I realize I’m a coach, so everyone thinks I’m biased about this, but I became a coach because I realized early the value of accountability and feedback.
It wasn’t the other way around.
You don’t have to necessarily pay for accountability, but establishing a monetary attachment can be useful for some.
What you don’t want to do is be held accountable to your New Years resolution.
You want to be held accountable to the plan you’ve created to help you achieve your New Years resolution.
For instance a group of friends I know are currently using a google doc spreadsheet that they share between each other for daily actions they are ‘resolving.‘
They go on and put a check in the boxes for the days they did what they decided they wanted to do at the beginning of the year.

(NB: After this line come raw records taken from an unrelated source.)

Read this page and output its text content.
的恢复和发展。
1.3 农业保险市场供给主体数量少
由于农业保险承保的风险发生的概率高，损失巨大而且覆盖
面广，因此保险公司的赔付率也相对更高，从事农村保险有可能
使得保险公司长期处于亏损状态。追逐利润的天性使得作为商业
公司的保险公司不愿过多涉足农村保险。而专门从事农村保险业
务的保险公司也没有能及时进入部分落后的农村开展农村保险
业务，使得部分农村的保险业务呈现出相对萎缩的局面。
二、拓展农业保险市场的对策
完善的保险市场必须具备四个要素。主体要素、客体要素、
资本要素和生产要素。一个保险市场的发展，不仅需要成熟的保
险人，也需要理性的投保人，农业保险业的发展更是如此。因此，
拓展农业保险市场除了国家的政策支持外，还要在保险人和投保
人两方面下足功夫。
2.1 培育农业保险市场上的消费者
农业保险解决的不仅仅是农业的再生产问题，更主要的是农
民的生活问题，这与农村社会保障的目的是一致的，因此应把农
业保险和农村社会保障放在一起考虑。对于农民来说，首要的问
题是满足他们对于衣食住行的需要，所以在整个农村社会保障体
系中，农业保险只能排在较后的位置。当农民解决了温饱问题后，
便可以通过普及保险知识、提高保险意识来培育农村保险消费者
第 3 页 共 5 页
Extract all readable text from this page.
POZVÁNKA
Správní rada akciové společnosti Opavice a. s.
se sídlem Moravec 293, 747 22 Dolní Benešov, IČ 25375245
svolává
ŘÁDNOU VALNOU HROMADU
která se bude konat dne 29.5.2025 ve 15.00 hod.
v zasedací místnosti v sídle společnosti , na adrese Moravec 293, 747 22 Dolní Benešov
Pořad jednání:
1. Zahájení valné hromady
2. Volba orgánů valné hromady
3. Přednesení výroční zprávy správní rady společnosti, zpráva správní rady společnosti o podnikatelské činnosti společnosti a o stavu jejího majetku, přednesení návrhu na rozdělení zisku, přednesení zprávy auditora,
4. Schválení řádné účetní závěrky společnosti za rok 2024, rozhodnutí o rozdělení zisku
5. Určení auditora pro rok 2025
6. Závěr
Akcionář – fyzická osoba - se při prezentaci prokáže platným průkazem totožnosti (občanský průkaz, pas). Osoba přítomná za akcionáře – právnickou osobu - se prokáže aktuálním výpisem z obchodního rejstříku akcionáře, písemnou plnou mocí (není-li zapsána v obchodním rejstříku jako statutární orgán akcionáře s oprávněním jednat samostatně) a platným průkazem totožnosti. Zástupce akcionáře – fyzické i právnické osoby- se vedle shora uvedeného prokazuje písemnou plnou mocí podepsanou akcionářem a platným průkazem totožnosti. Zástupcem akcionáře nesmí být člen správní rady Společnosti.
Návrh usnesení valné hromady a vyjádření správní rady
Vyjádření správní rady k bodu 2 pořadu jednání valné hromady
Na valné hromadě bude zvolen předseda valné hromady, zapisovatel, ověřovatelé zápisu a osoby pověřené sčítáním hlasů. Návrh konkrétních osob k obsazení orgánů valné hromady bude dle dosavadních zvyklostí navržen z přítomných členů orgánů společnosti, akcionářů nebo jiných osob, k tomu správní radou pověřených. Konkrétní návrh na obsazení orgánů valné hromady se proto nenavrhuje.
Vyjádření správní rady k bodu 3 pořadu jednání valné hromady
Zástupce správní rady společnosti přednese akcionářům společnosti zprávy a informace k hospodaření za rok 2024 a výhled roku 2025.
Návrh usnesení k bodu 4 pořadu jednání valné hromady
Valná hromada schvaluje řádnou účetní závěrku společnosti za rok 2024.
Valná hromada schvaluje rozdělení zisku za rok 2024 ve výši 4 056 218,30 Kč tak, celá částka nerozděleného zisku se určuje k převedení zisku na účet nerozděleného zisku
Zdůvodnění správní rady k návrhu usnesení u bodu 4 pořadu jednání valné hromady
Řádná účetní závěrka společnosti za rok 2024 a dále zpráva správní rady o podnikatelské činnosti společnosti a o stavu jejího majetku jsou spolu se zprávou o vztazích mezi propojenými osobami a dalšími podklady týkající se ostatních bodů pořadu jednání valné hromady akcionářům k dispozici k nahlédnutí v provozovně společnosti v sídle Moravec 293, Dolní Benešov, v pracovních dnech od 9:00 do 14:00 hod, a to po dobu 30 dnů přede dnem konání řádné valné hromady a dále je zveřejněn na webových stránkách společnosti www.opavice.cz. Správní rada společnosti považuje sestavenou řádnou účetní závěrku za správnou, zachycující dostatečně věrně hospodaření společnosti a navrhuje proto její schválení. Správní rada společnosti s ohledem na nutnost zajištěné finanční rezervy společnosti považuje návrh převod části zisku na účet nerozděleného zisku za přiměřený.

Everyone has a different long-term objective, that isn’t shared, but everyone can see the daily plan and whether or not someone has done what they said they were going to do for those days.
The result is usually that they are super compliant, given that they are all friends and end up talking about it regularly.
The added benefit of accountability is that you are also tracking adherence at the same time, so it’s win-win.
Create some kind of daily or weekly check in with a friend or group of friends, or if you need, hire a coach.
With technology these days, the accountability factor is incredibly easy to start.
What do you think? Are there any other reasons people don’t complete resolutions?